A. I told the Police that he was—
Q. Which is he, which one?
A. Right here. I told them about the other fellow being about 5’ 10” or 5’ 11“, and that the other fellow was shorter, that I imagined that he was about 5’ 4” or 5’ 5“, or something like that. (Emphasis added.) Record on Appeal, Vol. I, pp. 201-202. Because of the unclarity of Mr. Pfister‘s testimony, it is impossible to say that he was contradicting his earlier statements to the police. Consequently, it cannot fairly be said that the prosecution knew, or should have known, about any inaccuracies in Mr. Pfister‘s trial testimony.

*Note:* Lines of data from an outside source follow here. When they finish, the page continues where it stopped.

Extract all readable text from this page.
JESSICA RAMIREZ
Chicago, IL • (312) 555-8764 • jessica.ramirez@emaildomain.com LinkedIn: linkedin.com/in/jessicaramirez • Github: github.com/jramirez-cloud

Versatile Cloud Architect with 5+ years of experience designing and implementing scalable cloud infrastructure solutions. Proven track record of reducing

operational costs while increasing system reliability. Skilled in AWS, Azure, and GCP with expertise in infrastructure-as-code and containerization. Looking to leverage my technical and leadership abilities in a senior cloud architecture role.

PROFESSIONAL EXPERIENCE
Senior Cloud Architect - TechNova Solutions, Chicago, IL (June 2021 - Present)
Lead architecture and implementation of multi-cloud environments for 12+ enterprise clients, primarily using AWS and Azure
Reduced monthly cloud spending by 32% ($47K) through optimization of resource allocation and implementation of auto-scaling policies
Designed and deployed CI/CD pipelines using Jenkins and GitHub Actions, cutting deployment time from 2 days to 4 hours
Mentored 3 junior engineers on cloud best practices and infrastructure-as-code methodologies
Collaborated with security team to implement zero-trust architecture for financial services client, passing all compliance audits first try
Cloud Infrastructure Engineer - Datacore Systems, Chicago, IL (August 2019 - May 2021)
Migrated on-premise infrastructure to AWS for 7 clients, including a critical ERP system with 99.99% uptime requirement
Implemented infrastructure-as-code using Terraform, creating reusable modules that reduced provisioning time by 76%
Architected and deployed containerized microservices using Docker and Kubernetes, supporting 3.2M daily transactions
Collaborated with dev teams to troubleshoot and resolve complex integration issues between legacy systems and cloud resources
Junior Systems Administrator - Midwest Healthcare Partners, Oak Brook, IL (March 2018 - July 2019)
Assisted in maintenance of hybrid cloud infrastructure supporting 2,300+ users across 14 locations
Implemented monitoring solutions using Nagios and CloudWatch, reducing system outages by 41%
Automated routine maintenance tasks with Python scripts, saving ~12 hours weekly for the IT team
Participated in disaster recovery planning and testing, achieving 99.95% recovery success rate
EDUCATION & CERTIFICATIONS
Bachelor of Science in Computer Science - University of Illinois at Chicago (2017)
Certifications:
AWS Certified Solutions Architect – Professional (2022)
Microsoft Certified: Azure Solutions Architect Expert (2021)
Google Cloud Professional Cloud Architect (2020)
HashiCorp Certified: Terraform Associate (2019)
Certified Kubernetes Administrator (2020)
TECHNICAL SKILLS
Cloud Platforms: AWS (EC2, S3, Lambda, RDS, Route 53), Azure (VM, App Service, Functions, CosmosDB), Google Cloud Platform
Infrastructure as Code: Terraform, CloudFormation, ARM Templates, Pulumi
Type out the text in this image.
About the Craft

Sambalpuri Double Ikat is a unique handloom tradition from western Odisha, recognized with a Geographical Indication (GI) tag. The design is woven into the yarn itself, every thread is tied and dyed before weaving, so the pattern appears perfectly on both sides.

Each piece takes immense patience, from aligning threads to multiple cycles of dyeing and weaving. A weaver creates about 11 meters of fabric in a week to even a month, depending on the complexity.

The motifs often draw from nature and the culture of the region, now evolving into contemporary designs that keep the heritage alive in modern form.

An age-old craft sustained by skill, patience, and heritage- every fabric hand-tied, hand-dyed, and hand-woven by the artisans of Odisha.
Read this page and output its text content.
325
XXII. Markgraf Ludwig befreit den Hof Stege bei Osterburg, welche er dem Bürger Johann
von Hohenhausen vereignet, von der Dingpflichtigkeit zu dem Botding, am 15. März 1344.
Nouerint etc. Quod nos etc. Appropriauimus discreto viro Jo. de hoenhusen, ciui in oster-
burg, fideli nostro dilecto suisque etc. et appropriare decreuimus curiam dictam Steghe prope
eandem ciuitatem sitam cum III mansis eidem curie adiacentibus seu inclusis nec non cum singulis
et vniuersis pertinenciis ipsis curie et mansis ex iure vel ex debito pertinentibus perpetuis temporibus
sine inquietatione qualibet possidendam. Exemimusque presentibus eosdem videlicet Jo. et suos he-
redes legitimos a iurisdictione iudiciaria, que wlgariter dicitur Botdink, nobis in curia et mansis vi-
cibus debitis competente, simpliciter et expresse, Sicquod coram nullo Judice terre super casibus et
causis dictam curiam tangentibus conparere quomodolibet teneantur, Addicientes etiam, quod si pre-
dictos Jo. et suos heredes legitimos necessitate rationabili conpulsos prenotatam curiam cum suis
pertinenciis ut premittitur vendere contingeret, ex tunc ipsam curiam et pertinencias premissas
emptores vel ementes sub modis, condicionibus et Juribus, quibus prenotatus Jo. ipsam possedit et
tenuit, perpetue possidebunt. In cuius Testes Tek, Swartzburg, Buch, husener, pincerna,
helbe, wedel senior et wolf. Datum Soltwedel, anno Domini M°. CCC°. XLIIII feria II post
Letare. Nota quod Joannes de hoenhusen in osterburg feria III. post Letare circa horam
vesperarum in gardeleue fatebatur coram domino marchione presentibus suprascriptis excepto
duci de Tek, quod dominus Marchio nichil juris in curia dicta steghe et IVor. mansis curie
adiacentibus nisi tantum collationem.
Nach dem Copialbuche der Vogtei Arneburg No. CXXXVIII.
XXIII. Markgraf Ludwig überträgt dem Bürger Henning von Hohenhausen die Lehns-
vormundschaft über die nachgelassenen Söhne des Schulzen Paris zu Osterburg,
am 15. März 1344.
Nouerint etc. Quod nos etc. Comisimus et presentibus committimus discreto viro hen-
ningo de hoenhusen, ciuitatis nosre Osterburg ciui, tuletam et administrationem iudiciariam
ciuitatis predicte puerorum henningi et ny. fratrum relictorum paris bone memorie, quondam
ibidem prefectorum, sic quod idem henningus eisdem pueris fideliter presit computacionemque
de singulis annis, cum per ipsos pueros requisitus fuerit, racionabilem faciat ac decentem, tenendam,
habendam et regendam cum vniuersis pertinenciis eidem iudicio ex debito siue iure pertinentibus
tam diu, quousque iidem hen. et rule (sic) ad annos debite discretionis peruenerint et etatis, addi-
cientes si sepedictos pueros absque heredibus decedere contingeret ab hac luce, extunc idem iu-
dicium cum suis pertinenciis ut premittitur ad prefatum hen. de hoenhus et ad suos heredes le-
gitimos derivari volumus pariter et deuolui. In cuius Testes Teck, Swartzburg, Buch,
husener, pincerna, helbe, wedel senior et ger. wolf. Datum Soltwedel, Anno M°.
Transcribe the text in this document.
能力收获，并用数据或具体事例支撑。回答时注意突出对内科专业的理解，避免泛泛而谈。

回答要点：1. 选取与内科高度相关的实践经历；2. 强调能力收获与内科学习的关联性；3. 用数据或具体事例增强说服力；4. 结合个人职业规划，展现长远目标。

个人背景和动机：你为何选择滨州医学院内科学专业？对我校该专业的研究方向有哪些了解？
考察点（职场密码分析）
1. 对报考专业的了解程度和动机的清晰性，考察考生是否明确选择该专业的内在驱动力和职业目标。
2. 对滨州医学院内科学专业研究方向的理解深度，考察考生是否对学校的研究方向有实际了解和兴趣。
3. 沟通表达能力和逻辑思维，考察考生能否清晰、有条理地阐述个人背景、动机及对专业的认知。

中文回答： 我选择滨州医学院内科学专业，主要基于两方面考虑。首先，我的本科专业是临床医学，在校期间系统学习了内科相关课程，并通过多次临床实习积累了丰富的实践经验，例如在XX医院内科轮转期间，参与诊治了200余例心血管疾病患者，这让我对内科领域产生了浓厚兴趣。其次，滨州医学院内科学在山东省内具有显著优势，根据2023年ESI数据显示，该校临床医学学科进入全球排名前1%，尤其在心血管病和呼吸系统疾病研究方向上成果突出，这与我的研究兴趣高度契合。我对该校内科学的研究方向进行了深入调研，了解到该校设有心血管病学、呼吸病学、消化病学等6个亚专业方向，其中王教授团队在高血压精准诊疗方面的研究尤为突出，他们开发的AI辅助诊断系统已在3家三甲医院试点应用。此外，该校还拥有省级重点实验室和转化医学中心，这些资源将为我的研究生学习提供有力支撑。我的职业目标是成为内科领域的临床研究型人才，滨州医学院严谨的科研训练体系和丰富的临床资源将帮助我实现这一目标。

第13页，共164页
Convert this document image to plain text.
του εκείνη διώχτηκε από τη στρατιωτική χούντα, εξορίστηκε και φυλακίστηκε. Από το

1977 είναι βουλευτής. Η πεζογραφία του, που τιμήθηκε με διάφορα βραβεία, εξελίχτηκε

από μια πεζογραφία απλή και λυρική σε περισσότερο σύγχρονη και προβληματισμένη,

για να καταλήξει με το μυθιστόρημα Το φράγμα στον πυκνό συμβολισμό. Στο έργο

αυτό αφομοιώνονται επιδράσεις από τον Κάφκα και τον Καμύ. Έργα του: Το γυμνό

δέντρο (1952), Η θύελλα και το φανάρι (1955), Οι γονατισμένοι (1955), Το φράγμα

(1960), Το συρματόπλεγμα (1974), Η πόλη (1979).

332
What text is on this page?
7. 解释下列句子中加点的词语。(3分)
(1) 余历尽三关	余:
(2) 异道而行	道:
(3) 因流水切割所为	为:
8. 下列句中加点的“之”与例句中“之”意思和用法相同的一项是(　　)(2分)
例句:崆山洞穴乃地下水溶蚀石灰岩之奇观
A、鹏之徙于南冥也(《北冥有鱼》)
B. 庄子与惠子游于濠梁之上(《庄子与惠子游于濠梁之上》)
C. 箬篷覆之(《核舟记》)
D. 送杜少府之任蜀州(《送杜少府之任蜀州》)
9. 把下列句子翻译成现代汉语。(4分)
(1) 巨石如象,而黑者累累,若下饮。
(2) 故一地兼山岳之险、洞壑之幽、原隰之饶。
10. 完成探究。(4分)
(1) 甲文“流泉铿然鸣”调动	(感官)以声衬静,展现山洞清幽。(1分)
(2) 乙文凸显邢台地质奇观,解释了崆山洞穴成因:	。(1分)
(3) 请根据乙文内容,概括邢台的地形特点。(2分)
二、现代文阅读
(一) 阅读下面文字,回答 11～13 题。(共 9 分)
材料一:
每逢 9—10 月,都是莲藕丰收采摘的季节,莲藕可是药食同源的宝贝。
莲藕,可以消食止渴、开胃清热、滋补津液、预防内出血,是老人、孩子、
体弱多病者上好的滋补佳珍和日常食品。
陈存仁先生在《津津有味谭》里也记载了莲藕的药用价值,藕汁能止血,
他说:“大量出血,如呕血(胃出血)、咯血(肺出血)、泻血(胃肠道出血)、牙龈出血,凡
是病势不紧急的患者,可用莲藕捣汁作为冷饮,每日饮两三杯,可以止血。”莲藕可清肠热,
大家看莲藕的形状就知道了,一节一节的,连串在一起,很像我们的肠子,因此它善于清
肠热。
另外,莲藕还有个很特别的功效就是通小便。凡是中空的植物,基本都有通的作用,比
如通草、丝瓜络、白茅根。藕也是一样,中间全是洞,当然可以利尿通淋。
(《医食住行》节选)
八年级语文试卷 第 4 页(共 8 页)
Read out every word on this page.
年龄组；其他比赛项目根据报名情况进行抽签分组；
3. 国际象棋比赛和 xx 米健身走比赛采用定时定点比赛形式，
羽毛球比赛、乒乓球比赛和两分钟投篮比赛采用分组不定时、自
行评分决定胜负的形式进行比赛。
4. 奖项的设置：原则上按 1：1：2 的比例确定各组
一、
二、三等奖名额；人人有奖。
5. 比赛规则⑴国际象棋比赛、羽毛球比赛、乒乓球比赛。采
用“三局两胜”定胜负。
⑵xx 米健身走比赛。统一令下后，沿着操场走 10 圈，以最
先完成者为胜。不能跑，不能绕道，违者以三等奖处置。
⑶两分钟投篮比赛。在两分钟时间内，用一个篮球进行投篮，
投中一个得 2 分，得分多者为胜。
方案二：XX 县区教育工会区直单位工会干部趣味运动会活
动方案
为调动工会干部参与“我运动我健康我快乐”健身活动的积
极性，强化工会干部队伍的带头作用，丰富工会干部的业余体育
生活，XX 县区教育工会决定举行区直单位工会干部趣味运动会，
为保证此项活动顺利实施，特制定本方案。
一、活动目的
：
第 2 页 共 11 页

Q. Does that inconsistency [in Pfister‘s descriptions of his assailant] support your case?
A. Would it have supported it; no. It would have been contradictory, the inconsistency about what the victim allegedly stated to officer Schneider. It was—Ran [sic] completely counter to what was testified to at the trial, and what Mr. Pfister indicated the facts were when I saw him. . . .
Q. Mr. Marcal, as a prosecutor do you consider the inconsistency there to be material?
A. Well, if it would have been directly brought to my attention, I think it would have been material; it would have been very material had it been brought to my attention.